Weitere U23-Titel mit Hamburger Beteiligung gab es unter anderem im Männer-Vierer mit Steuerfrau B durch Hugo Thomas, Matti Thomas und Jette Hansen sowie im Leichtgewichts-Männer-Zweier ohne Steuerfrau B durch Thore Kumutat und Julius Lünenborg. Kumutat und Lünenborg waren außerdem Teil des siegreichen Leichtgewichts-Männer-Achters B. Jonas Düse, Safa Alexander Cuny und Lucy Franzius holten in diesem Rennen Bronze.
Im Männer-Achter B gewann Leonardo Rosenquist Gold, Ben Tazir saß ebenfalls im Siegerboot. Max Gillmann, Matti Thomas, Hugo Thomas und Jette Hansen ruderten in einem weiteren Boot mit Hamburger Beteiligung auf Platz drei.
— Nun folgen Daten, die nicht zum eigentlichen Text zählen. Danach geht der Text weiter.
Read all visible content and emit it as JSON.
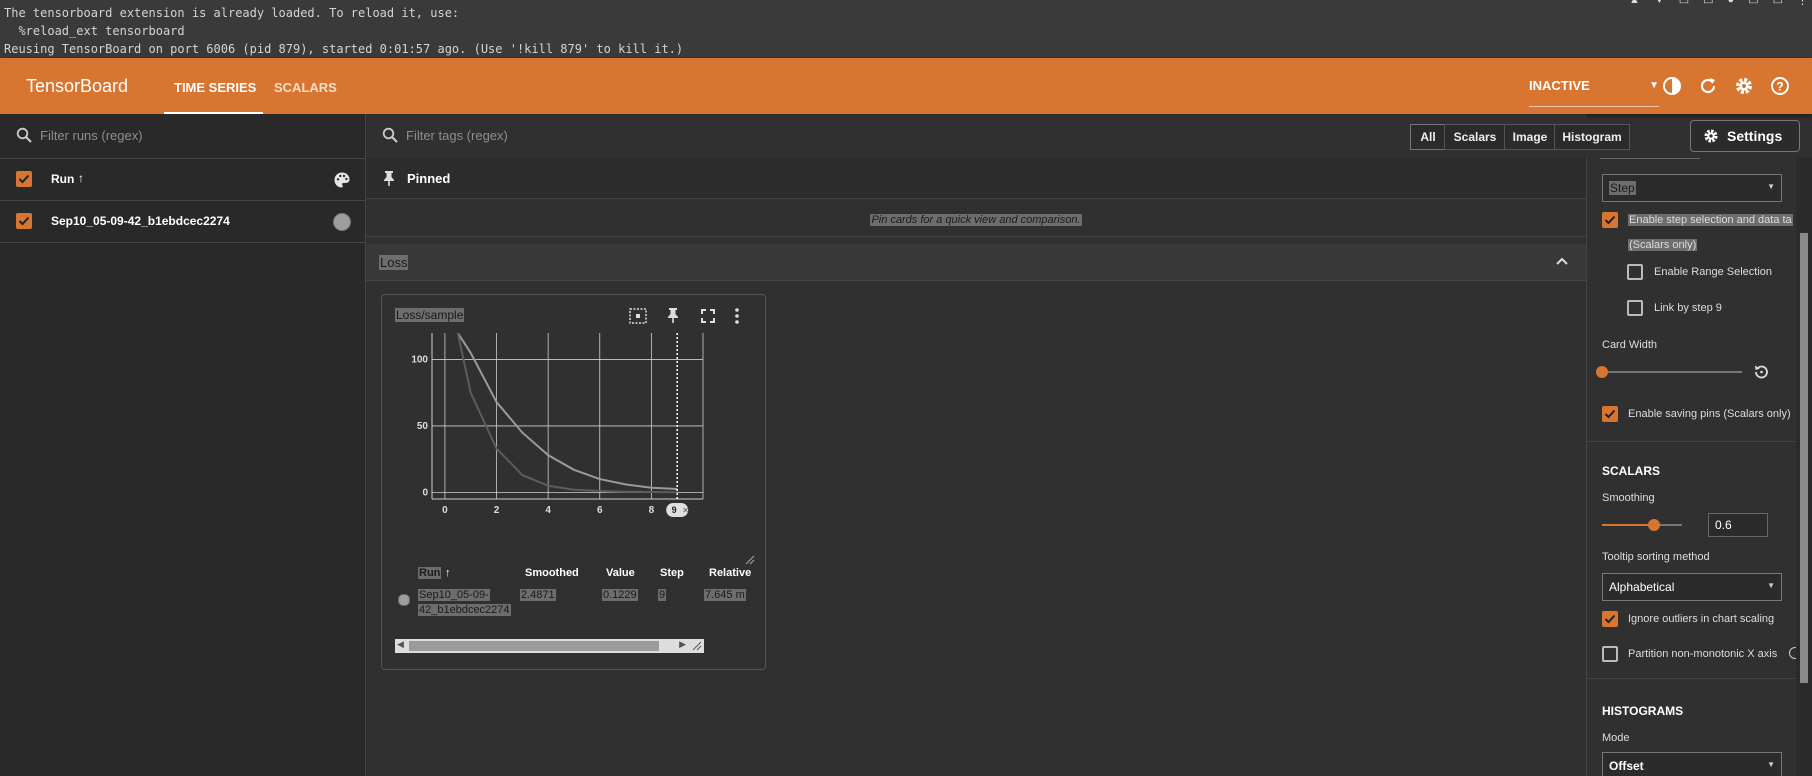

Im Frauen-Achter B gewannen Nike Utesch und Daniela Thiermann Gold; Lene Holkenbrink, Gesa Junge und Melisa Mujic wurden Zweite, Aenne zum Felde holte Bronze.
Auch im Doppel- und Skullbereich gab es Medaillen: Thorben Mellwig wurde Dritter im Leichtgewichts-Männer-Doppelzweier B, Anna Yuri Koseki holte Bronze im Frauen-Doppelvierer B, Jesse Ilsemann wurde Zweiter im Männer-Doppelvierer B.
Die U23-Bilanz hat direkte internationale Bedeutung: Für die U23-WM sind Nike Utesch und Daniela Thiermann im Frauen-Achter, Melisa Mujic im Frauen-Vierer ohne, Leonardo Rosenquist im Männer-Achter und Jesse Ilsemann im Männer-Einer nominiert. Lene Holkenbrink ist als Ersatzfrau benannt.
Hamburg zeigt, was gewachsen ist
Diese DJM war mehr als eine Meisterschaft mit Medaillen. Sie war ein Belastungstest – organisatorisch, klimatisch und sportlich. Die kurzfristige Verlegung, die außergewöhnliche Hitze am Elfrather See, die angepassten Zeitpläne und die verdichteten Rennabläufe verlangten allen Beteiligten viel ab. Gleichzeitig zeigten die Hamburger Boote genau unter diesen Bedingungen, wie stabil die Arbeit an den Stützpunkten, in den Vereinen und in den Trainingsgruppen geworden ist.
Die U17 überzeugte mit Breite und beiden Achter-Titeln. Die U19 gewann in Schlüsselbooten und stellte mehrere Athletinnen und Athleten für die direkte Nationalmannschaftsnominierung beziehungsweise Mannschaftsbildung. Die U23 bewies Rennhärte, Finalqualität und internationale Anschlussfähigkeit.
Für den Hamburger Rudersport ist diese DJM damit ein starkes Signal: Die Nachwuchsarbeit trägt, die Leistungsspitze ist präsent – und viele der Hamburger Athletinnen und Athleten haben in Krefeld gezeigt, dass sie bereit sind für die nächsten Aufgaben.